A chamber pot might be disguised in a sort of chair (a close stool). It might be stored in a cabinet with doors to hide it; this sort of nightstand was known as a commode, hence the latter word came to mean "toilet" as well. For homes without these items of furniture, the chamber pot was stored under the bed.

The modern commode toilet and bedpan, used by bedbound or disabled persons, are variants of the chamber pot.

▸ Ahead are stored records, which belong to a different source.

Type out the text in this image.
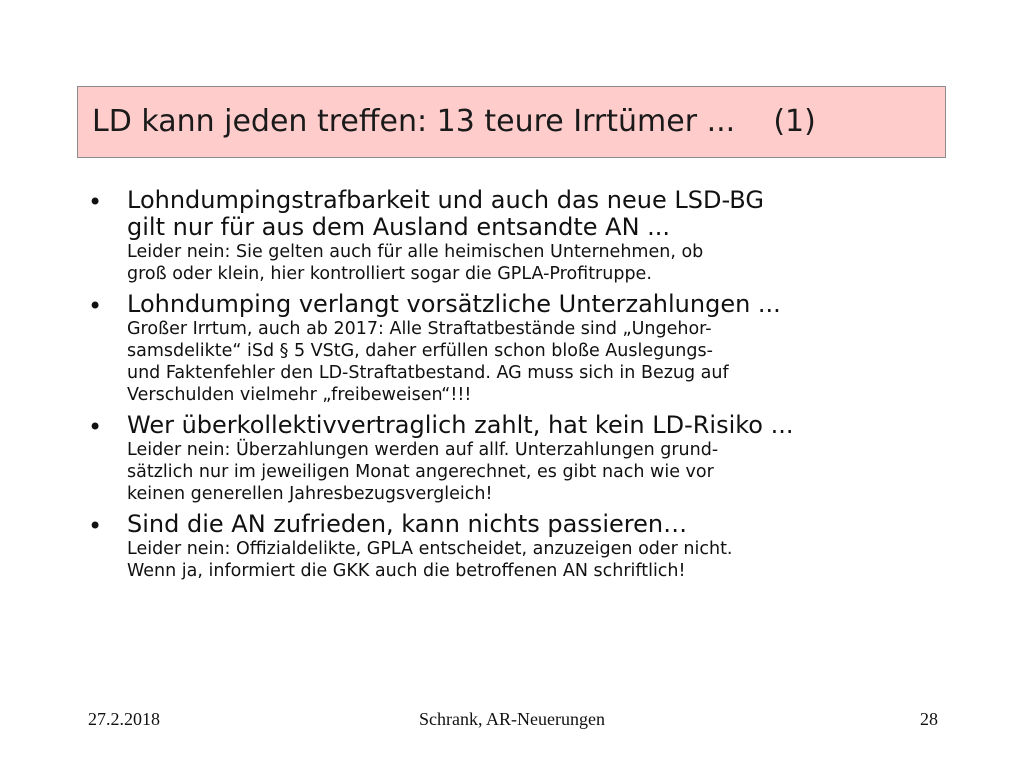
LD kann jeden treffen: 13 teure Irrtümer ...    (1)
• Lohndumpingstrafbarkeit und auch das neue LSD-BG
gilt nur für aus dem Ausland entsandte AN ...
Leider nein: Sie gelten auch für alle heimischen Unternehmen, ob
groß oder klein, hier kontrolliert sogar die GPLA-Profitruppe.
• Lohndumping verlangt vorsätzliche Unterzahlungen ...
Großer Irrtum, auch ab 2017: Alle Straftatbestände sind „Ungehor-
samsdelikte“ iSd § 5 VStG, daher erfüllen schon bloße Auslegungs-
und Faktenfehler den LD-Straftatbestand. AG muss sich in Bezug auf
Verschulden vielmehr „freibeweisen“!!!
• Wer überkollektivvertraglich zahlt, hat kein LD-Risiko ...
Leider nein: Überzahlungen werden auf allf. Unterzahlungen grund-
sätzlich nur im jeweiligen Monat angerechnet, es gibt nach wie vor
keinen generellen Jahresbezugsvergleich!
• Sind die AN zufrieden, kann nichts passieren…
Leider nein: Offizialdelikte, GPLA entscheidet, anzuzeigen oder nicht.
Wenn ja, informiert die GKK auch die betroffenen AN schriftlich!
27.2.2018	Schrank, AR-Neuerungen	28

A related item was the bourdalou or bourdaloue, a small handheld oblong ceramic pot used in 17th- and 18th-century France to allow women to urinate conveniently. This item, similar in shape to a deep gravy boat, could be held between the legs and urinated into while standing or crouching, with little risk of soiling their clothing. At the time, women did not customarily wear two-legged underwear as today.

==Cultural references==
"The Crabfish" is a 17th-century folk song about what is most likely a common lobster, stored in a chamber pot by an unwise fisherman. The moral of the song is that one should look into a chamberpot before using it.

Philippine mythology recounts that giving newlyweds a chamber pot assures them of prosperity. President Elpidio Quirino, as part of a smear campaign against him, was falsely rumoured to possess a golden arinola.

In his satire Utopia, Thomas More had chamberpots made out of gold.